OPINIÓN
Un verano eterno
Reconozco que no me importaría viajar a través de los años y recuperar una semana de mis veranos simples, lentos y tranquilos
Ahí estaba yo, sentada en la terraza de un chiringuito cualquiera, con la piel pegajosa por la mezcla de sal, arena y protector solar factor 50- porque ya no estamos para bromas con el sol-, cuando me asaltó ese pensamiento que nos persigue a todos ... los que peinamos más canas que ilusiones: ¿dónde diablos se ha metido el verano de mi niñez?

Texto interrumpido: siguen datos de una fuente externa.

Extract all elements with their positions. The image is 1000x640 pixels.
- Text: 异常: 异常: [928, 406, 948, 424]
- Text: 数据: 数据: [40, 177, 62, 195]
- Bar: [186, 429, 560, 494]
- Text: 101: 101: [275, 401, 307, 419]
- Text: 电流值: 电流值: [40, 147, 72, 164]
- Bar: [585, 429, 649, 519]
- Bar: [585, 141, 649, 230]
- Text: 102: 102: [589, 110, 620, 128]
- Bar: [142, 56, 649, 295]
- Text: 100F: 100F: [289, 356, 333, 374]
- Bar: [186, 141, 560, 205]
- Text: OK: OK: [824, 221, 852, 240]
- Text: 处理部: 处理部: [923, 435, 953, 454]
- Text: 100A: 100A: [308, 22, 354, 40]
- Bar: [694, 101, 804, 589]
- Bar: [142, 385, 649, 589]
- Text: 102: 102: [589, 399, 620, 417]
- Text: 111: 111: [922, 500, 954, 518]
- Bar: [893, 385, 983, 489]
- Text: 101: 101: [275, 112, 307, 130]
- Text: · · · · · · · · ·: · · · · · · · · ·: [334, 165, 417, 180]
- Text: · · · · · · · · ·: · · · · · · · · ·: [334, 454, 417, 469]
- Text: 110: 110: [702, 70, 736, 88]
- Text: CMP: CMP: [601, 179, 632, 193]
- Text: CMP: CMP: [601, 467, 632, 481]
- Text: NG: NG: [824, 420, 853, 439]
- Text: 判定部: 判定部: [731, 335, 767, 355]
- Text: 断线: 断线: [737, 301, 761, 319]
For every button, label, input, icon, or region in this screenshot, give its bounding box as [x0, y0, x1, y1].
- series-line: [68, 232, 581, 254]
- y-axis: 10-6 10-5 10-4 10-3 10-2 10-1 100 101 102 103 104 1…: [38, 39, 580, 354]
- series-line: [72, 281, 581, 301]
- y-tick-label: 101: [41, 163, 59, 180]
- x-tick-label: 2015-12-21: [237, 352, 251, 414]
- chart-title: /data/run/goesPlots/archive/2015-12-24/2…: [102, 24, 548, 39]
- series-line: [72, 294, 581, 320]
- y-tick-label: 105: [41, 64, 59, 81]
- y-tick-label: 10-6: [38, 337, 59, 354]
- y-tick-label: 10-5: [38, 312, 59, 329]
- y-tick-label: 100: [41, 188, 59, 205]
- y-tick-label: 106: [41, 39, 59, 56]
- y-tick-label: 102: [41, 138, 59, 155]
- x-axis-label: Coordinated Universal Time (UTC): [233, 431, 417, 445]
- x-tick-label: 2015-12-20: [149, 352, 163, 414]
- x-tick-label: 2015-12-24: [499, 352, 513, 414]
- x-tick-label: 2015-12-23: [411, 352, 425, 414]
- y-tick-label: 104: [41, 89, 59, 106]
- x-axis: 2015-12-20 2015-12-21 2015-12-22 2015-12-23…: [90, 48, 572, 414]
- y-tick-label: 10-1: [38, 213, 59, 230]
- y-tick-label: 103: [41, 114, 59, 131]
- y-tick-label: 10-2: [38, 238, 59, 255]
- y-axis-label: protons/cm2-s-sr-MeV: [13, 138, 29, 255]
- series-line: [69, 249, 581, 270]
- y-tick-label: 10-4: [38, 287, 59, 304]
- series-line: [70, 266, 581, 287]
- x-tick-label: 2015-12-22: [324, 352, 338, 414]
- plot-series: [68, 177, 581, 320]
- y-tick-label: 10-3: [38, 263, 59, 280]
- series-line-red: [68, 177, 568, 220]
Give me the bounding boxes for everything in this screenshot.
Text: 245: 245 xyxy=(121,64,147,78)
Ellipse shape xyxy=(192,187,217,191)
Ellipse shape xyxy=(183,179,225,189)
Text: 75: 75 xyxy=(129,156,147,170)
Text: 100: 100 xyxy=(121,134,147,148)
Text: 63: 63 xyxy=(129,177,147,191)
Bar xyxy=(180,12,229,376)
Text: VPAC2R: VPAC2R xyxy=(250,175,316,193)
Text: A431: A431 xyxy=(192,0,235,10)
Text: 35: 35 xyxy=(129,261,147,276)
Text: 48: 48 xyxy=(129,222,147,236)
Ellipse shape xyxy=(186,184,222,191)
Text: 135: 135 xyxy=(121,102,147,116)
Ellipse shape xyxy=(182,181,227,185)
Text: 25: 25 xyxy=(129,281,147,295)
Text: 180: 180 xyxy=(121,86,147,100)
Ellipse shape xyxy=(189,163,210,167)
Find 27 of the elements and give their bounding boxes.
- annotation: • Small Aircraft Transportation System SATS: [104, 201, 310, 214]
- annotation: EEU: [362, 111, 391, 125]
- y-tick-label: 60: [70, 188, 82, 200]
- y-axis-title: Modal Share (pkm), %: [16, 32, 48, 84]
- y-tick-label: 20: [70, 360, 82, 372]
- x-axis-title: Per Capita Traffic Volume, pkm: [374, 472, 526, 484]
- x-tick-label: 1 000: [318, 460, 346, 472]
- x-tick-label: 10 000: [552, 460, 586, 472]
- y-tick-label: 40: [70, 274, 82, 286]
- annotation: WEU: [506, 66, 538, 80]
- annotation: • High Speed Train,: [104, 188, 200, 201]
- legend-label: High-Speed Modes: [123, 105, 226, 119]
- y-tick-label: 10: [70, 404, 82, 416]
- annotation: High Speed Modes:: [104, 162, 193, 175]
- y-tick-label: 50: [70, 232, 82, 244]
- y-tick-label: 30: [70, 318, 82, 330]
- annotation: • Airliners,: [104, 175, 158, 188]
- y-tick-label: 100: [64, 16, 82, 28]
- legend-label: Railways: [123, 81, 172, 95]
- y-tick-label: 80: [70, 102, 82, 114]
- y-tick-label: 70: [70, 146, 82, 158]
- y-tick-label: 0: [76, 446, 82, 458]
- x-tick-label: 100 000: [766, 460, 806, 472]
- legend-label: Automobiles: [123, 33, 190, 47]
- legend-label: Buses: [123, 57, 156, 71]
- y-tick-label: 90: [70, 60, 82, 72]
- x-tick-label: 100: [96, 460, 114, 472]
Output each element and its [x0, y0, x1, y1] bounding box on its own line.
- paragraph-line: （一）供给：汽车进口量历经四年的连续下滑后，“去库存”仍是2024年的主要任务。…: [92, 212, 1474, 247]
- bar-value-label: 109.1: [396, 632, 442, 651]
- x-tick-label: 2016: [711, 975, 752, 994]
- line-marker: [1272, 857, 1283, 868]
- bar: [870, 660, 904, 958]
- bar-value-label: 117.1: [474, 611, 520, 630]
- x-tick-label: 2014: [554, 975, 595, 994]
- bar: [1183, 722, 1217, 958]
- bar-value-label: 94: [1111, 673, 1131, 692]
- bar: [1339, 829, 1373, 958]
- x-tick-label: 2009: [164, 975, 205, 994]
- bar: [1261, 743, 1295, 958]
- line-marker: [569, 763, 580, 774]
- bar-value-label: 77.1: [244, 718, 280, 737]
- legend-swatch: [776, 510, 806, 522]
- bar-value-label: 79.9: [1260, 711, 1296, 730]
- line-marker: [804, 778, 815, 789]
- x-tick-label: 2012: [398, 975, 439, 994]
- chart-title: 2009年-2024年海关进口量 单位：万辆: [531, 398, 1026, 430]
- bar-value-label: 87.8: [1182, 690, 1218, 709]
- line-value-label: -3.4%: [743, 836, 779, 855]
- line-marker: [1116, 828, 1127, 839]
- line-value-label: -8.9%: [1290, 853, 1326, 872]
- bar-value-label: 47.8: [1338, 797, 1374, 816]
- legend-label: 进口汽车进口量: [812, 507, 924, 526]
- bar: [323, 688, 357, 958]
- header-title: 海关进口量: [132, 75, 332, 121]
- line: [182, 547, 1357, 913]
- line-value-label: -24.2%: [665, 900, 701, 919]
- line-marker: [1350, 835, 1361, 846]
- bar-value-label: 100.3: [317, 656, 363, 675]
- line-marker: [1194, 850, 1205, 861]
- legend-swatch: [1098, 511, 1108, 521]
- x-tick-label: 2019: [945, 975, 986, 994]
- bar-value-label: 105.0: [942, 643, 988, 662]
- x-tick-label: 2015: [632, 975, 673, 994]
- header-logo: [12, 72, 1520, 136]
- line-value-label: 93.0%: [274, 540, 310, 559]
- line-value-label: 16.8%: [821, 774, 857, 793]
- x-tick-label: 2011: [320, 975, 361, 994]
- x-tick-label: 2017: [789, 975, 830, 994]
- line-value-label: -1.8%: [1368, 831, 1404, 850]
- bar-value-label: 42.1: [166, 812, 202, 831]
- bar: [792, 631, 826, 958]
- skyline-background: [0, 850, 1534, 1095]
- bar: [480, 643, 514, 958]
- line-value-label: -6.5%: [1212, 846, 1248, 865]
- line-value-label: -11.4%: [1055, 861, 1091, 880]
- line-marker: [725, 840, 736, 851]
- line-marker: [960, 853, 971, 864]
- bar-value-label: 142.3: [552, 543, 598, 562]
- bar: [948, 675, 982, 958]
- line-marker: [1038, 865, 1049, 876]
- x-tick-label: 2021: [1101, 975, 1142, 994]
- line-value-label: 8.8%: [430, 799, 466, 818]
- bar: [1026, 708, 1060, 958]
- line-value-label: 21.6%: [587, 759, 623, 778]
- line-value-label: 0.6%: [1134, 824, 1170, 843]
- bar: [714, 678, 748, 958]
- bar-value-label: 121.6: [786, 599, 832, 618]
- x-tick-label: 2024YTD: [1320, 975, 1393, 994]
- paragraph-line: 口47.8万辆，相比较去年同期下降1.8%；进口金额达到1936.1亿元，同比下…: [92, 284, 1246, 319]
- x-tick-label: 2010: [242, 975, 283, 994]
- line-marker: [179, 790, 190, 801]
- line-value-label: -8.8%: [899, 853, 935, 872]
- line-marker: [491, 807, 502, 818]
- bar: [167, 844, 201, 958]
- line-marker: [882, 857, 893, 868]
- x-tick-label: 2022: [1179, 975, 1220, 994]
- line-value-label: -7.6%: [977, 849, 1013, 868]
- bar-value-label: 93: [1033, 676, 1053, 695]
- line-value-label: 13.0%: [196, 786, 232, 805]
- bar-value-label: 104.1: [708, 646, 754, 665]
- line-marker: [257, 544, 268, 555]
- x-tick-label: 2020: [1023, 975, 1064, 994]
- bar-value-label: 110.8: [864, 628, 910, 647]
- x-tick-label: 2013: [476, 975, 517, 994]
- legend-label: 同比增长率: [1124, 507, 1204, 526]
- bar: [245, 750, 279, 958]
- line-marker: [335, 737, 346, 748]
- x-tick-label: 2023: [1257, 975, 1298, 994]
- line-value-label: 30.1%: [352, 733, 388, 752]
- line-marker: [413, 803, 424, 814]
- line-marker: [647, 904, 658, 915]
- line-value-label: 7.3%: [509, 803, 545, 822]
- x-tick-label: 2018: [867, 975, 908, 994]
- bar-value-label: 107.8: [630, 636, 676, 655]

No hablo de ese verano meteorológico que nos achicharra sin piedad y nos hace añorar el frío que tanto maldecimos en enero. No. Me refiero a ese verano mítico, ese que vive en nuestra memoria colectiva como una especie de paraíso perdido, un oasis de libertad y despreocupación que parece haberse finiquitado más rápido que un mojito en la playa.
Recuerdo aquellos veranos interminables, cuando el tiempo se estiraba como un chicle y los días parecían no tener fin. Éramos los reyes del mambo, con nuestras bicicletas y nuestros bañadores de colores ñoños que nos encantaban. El mayor dilema existencial era decidir si íbamos a una playa u otra, saber de qué ibas a rellenar el bocadillo y adivinar de qué humor estaba tu madre para intentar alargar un poco más la vuelta a casa. «Montunos perdidos» como recordaba una amiga. Pero felices.
Felices a pesar del calor, de tener que hacer deberes, de cumplir con las tareas asignadas en casa para que no te volvieras una floja, de aburrirte como una mona porque tu cuerpo te pedía salir ya pero se ve que al de tus padres les faltaba energía…
Y ahora, ¿qué ha sido de ese verano? Pues por más que me pese, estos meses se han quedado como un paréntesis de dos o tres semanas con suerte en el que me debato entre no hacer nada o exprimir hasta el último minuto, maleta arriba kilómetros abajo, de un lado a otro, para que me de tiempo a cumplir con todo lo que me apetece hacer.
Qué equivocada estaba cuando pensaba que las vacaciones escolares eran eternas y hasta se me hacían pesadas porque los días en mi pueblo pasaban, o eso creía yo, sin pena ni gloria. ¡Ay, qué tiempos aquellos! Reconozco que no me importaría viajar a través de los años y recuperar una semana de mis veranos simples, lentos y tranquilos.
Quizás el truco esté en aprender a llevar ese verano dentro, como quien guarda un tesoro secreto. En saber encontrar esos momentos de libertad y despreocupación en medio del caos cotidiano. En reírnos de nosotros mismos cuando nos pillamos añorando tiempos pasados.
Porque, pensándolo bien, ¿realmente querríamos volver a ese verano eterno, con sus incertidumbres, sus dramas adolescentes y esa sensación de estar perdiéndonos algo constantemente? Si me detengo a pensar un poco más, lo que añoramos no es tanto el verano en sí sino esa capacidad de vivirlo todo con una intensidad que parece haberse diluido a estas altura de la película, de ser dueños de un tiempo que parecía infinito, con horas multiplicadas por mil donde la lista de planes por hacer chocaba inexplicablemente con el aburrimiento de un momento para otro.
Así que propongo un brindis, en esa misma terraza donde quizás se encuentre, por todos esos veranos que fueron y los que vendrán. Por esos momentos robados al tiempo en los que, por un instante, volvemos a sentirnos libres, pequeños e inocentes. Por esa capacidad de ilusionarnos con lo cotidiano, de convertir un simple chapuzón en el mar en una aventura.
Y si, en medio de la rutina y el calor asfixiante, les asalta la nostalgia de aquel verano mítico, recuerden que sigue ahí, en algún rincón de la memoria. Porque, al fin y al cabo, estos meses no son tanto una estación del año como un estado de ánimo. Y eso, queridos lectores, es algo que ni el tiempo ni las obligaciones nos pueden quitar.